Взгляд Леона устремился за стеклянные двери заднего двора, где на пике своей красоты цвели сахалинские вишни, с ветвей которых ветер сдувал маленькие белоснежные лепестки, отливающие едва заметным розоватым оттенком, опадающие на короткий газон или уносимые на воды Углового залива, где они превращались в крошечные призрачные корабли, уплывающие из серой гавани в загадочные страны. Закрыв глаза, Леон сидел в позе лотоса и прислушивался к дуновению тихого ветра, закрадывающегося через приоткрытые ставни дверей под его серое домашнее кимоно. «И снова аромат земляники» – глубоко вдыхал его Леон через ноздри, сливаясь с этим ароматом в одно целое. На неуловимое мгновение само пространство вокруг него заиграло нотами Хисаиси, но смолкло тут же, стоило Леону лишь резко открыть глаза. Мизуки сидела перед ним в атласной пижаме цвета розоватого лотоса, опершись телом на руки, и внимательно рассматривала лицо Леона, наклонив голову и вглядываясь в узор его серых глубоких глаз.

«Так наклонить свою голову может только она. Не слишком низко и не слишком высоко. Угол всегда одинаковый, но не сказать, что это именно сорок пять градусов. Ещё важно то, как она уводит подбородок в сторону дальнего плеча. Не лицо, а золотое сечение. Анатомическая жемчужина», – думал Леон, глядя внимательно на неё.

– Задумчивый такой! – с ощутимой любовью в голосе дразнила его Мизуки.

Мизуки было двадцать семь лет, но внешне ей нельзя было предъявить больше двадцати, а если честно, то и всех восемнадцати. Она объясняла свою моложавость японскими корнями по материнской линии, тогда как отец её был японцем со ста процентами иностранных европейских генов. Азиаты, действительно, были склоны к замедленному старению, как показывала статистика. При первой встрече с ней Леон думал: «Сразу видно, что она метиска, но какая!

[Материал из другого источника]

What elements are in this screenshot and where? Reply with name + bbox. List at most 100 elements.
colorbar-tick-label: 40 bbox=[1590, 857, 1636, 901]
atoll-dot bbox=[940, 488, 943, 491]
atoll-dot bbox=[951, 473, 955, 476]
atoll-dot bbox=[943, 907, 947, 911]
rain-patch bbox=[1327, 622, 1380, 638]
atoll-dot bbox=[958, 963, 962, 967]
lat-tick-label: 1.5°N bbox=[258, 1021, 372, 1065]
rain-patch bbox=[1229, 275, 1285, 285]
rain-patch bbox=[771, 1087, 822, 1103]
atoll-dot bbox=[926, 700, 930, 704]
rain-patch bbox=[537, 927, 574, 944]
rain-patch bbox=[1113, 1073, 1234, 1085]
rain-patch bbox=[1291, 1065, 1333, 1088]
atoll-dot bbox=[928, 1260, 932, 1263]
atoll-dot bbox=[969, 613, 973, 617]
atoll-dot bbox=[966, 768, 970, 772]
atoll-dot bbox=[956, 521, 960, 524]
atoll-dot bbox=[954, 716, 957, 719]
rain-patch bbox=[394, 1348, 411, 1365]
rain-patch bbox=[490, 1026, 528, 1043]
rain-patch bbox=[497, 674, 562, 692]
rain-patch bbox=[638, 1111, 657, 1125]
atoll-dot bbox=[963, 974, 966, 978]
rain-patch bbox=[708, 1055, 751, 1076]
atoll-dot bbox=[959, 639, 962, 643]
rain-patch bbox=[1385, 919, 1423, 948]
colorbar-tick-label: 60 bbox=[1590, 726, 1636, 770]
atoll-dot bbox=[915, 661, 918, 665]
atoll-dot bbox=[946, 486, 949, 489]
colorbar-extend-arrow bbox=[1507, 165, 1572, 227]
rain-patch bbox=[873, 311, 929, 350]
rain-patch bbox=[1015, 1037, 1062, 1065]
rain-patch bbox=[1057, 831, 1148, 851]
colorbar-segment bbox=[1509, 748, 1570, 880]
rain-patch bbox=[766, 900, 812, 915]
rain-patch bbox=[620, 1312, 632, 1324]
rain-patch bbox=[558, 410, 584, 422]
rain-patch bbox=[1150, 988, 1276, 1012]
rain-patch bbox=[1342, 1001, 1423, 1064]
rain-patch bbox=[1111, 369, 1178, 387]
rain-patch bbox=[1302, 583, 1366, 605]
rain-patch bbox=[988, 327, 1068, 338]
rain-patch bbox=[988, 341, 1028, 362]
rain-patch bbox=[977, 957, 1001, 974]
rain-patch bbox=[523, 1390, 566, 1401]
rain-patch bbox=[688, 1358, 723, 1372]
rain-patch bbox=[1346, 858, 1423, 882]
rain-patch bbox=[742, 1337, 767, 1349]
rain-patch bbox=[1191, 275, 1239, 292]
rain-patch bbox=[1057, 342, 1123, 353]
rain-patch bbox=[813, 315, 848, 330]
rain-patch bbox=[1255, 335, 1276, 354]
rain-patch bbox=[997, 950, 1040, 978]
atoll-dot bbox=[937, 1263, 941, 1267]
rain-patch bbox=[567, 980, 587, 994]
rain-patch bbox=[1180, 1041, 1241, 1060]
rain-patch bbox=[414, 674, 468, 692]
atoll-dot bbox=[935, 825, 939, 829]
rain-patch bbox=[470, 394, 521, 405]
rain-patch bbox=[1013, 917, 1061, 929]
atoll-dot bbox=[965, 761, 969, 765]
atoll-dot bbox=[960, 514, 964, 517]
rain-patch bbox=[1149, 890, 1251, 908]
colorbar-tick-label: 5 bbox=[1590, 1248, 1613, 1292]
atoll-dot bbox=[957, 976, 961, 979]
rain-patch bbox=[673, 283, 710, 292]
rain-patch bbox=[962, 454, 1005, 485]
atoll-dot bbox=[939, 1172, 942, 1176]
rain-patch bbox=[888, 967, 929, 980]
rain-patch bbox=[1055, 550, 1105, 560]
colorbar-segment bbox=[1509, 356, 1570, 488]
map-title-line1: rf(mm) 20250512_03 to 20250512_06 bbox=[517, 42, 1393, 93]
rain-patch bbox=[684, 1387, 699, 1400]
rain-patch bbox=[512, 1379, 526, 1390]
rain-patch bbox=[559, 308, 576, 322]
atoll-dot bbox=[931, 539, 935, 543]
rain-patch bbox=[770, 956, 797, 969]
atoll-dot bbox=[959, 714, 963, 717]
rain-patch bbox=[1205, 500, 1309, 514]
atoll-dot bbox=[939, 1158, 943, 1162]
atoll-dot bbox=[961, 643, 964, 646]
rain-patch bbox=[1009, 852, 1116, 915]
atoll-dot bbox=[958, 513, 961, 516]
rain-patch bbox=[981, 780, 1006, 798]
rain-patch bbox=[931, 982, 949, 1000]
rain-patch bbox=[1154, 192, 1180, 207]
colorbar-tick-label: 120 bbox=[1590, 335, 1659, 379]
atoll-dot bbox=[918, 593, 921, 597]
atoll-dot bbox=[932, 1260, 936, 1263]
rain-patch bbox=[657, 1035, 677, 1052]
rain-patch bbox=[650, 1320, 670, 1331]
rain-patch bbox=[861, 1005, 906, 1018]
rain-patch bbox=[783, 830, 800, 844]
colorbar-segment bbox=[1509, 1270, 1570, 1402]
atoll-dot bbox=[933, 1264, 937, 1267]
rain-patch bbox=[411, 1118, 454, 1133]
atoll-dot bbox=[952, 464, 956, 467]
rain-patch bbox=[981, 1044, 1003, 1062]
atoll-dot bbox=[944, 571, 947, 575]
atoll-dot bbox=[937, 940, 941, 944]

Если кому, бывает, черты от родителей достаются „неудобные“, отчего внешность такого человека вызывает эффект „зловещей долины“, будто наблюдаешь ты за чем-то неестественным, то Мизуки была совершенно противоположным примером. Она походила на Magnum Opus природы – финальное творение красоты. Каждый сантиметр её лица проектировался на основе работ Микеланджело и Дельфе́на Анжольра́».

– Я наблюдаю, – спокойно, снова закрыв глаза, когда её голова вернулась в естественное положение, сказал Леон.

Леону же, напротив, было сорок пять лет, но выглядел он тоже больно уж молодо для своих лет, хотя азиатов в родословной у него не было: он не мог этого знать наверняка, а лишь отталкивался от своей европеоидной внешности. Такая внушающая разница в возрасте возникла в условиях их странной встречи: случайности правят вселенной, и чем страннее их обстоятельства, тем сильнее связываются сердца.

– За чем наблюдаешь? – ещё ближе приблизила своё лицо Мизуки.

– За красотой.

– Но ведь твои глаза закрыты, глупенький.

– В зрении лишь отражение – красота кроется в душе. С закрытыми глазами я всё равно вижу тебя.

Подтянувшись к нему в упор и улыбнувшись, Мизуки нежно поцеловала его в губы своими слегка пухлыми губами, которые Леон про себя всегда называл «зефирками». Тихая улыбка расползлась тенью по его лицу, поверх которого спадали темные волосы с мелкой проседью, слегка развевающиеся от легкого ветерка.

– Опять плохо спалось? – полушепотом спросила она его на ухо.

– Немного. Знаешь, я никогда не боялся темноты и совсем не хочу начинать. Пусть глаза мои будут всегда закрыты, если это избавит меня от страха.

– Нельзя всегда быть сильным, милый. Порой можно позволить себе слабость, заболеть, чтобы была возможность выздороветь. Покуда ты борешься, тебе лишь сложнее. Нет ничего постыдного в желании сделать шаг назад, планируя затем шагнуть вперёд на десять.